Mitsuko Uchida (Piano)
Chicago Symphony Orchestra, Pierre Boulez (Conductor)


The Chicago Symphony Orchestra became such a dynamo of precision and electric playing under Sir Georg Solti and Daniel Barenboim that their performance under the regal hand of Pierre Boulez, almost by definition, had to be stunning playing. No surprises there.


More interesting was that the fearless Mr. Boulez programmed three fairly unusual works: the penultimate orchestral music of two 20th Century masters, and a complex work with a very complex background by German wunderkind, 37-year-old Matthias Pintscher.


The audience was not given any chance to relax, since Pintschers’s work opened the concert, and one listener was heard to say that the evening began with “castor oil”. That was not true at all, but it certainly deserves more study.


Pintcher’s previous music has taken very difficult subjects—Rimbaud and Thomas Chatterton, the 17-year-old 18th Century poet who committed suicide. But using the Egyptian god of fertility, Osiris, takes more than a brief synopsis. Osiris appears in multifarious guises from ancient to Alexandrian times, but they all involve savage death, the sowing of his body over the world, and reincarnation. The Osiris Mystery, in fact, probably had much to do with the legendary Christ figure once it came to the Mediterranean.

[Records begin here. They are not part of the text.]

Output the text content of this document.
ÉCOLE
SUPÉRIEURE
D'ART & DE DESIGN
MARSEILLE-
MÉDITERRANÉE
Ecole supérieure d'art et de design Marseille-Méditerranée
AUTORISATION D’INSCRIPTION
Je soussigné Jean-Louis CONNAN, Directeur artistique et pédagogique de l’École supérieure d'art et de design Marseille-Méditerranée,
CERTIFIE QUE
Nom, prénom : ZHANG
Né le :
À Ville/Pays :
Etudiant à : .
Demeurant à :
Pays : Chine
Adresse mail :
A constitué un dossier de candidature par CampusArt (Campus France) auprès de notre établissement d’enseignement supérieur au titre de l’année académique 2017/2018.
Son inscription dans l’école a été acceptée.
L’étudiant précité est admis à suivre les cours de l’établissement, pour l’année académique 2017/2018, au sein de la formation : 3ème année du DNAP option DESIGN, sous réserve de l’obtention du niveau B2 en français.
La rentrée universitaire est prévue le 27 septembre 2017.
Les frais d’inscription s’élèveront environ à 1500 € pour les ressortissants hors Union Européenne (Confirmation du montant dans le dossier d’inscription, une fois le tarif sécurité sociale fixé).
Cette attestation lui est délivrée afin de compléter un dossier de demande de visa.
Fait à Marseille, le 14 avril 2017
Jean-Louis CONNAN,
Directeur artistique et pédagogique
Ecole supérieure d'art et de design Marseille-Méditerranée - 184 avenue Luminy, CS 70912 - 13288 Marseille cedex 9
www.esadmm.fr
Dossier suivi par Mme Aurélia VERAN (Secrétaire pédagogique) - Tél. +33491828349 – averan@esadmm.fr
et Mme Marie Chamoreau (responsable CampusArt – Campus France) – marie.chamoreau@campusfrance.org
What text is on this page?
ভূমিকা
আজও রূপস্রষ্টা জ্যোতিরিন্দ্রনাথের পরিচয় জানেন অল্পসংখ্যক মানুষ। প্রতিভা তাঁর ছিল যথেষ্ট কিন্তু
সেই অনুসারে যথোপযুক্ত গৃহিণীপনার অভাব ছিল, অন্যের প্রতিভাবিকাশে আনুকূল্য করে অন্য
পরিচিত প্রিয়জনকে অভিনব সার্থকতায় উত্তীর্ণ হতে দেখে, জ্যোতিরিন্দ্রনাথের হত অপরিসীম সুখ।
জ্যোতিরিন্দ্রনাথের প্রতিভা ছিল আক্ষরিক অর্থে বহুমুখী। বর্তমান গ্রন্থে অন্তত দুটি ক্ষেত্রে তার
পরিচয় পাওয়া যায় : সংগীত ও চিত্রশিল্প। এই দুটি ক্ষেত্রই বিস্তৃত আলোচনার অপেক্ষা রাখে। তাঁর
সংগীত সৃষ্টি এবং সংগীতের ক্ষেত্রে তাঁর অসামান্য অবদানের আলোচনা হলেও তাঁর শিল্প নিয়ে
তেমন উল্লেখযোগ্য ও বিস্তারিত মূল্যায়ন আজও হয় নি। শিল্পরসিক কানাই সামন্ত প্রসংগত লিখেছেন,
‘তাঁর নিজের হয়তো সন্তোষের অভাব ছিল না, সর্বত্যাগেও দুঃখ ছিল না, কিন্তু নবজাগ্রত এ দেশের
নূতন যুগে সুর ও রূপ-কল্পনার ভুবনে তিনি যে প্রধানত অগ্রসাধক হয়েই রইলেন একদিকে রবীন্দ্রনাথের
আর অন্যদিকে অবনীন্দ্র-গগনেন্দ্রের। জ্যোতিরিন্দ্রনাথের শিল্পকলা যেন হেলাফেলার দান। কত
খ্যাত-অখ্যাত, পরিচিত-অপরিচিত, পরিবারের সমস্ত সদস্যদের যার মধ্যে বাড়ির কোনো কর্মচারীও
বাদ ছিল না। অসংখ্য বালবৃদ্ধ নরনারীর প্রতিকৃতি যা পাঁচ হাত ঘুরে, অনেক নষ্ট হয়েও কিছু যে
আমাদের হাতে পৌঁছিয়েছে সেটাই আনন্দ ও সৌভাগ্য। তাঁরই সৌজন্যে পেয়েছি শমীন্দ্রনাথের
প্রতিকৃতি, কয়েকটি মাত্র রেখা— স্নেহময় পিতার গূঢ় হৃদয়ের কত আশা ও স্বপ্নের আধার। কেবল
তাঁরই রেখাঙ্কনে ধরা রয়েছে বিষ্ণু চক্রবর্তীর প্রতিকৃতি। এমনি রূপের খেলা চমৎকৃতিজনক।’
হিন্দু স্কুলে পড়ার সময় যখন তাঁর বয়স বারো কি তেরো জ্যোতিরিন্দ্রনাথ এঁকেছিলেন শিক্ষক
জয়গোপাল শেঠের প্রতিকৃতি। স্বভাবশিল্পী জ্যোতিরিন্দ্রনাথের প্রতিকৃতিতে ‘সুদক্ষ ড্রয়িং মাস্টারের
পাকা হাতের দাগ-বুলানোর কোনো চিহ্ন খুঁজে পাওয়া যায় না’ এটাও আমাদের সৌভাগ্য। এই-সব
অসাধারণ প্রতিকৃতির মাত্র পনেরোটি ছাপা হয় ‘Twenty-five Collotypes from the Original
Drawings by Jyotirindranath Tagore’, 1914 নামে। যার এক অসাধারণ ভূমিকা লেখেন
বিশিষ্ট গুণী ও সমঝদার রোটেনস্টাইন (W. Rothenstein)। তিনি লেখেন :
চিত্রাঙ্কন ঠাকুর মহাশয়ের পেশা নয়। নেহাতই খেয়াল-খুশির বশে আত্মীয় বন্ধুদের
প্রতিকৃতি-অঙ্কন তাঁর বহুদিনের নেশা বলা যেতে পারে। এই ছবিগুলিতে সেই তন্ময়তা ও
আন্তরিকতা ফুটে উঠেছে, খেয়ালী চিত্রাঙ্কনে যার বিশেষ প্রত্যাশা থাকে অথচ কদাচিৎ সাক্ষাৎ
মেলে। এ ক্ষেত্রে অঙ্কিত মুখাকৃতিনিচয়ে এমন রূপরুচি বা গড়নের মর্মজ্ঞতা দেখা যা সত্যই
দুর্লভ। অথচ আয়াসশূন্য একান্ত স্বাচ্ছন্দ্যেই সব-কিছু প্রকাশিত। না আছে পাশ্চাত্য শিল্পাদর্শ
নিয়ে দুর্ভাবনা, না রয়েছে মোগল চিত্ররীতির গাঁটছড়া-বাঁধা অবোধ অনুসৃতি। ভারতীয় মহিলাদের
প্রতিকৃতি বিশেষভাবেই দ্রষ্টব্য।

His 23-minute work is a tapestry of orchestra fragments, the sonorities of which are extraordinarily beautiful. While much of it is in electron-size shards, he created a few lengthy sections for violins playing in their topmost range. But he had a surprise as well. Blurting out of the orchestra at times was a muted trumpet, a trumpet which sometimes was playing in 1920's nightclub "wah-wah" style. The mute was retained but the middle of the piece became a de facto trumpet concerto, a most gorgeous interlude.

Obviously a more meaningful structure makes up Osiris, but I could not catch it on first hearing. Yet the colors themselves were so dominating I can still hear them now.


The Debussy Images are rarely played in full, but Boulez not only did all three, but also changed the order to make the longest, Iberia the final one. But Rondes de printemps, opening the piece, has even more remarkable orchestration than Pintscher’s, with virtually every measure using a different instrument. Add to this the strange 5/4 rhythms, and the Boulez regal hand. The Gigues (which Debussy originally called “Sad Jigs”) is supposedly taken from Scotland, but one feels this only once. The most memorable measures are from the sound of the oboe d’amore in a little melody which has almost the feeling of a bagpipe.


Iberia was very Spanish indeed. Debussy had spent only a few hours across the border, but he managed—as much as Ravel or De Falla—to capture the light, the warmth, the nighttime and the castanet-crackling Spanish joy.


And now to Mitsuko Uchida and Bartók’s near-final work, a picture of his wife, the Third Piano Concerto. Today, Ms. Uchida plays a mean Schoenberg, Webern, Berg and, yes, Bartók. But she was best known for Mozart, and for that, she can take the most complex work and give it a Mozartean clarity and eloquence. The Concerto was no exception.

Granted, the first movement was perhaps too sweet and simple and clear. Boulez took it at a relaxed pace, and I have more trust in the daring rhythms of Ferenc Fricsay, who knew the composer well. So, yes, I wanted more pungency, instead of subtle shades of sunshine.

The last two movements, though, were simply wonderful. The “religious” movement played with deceptive simplicity. And the finale with a consistent rhythm jolt with faultless and transparent octave playing by this so radiant pianist.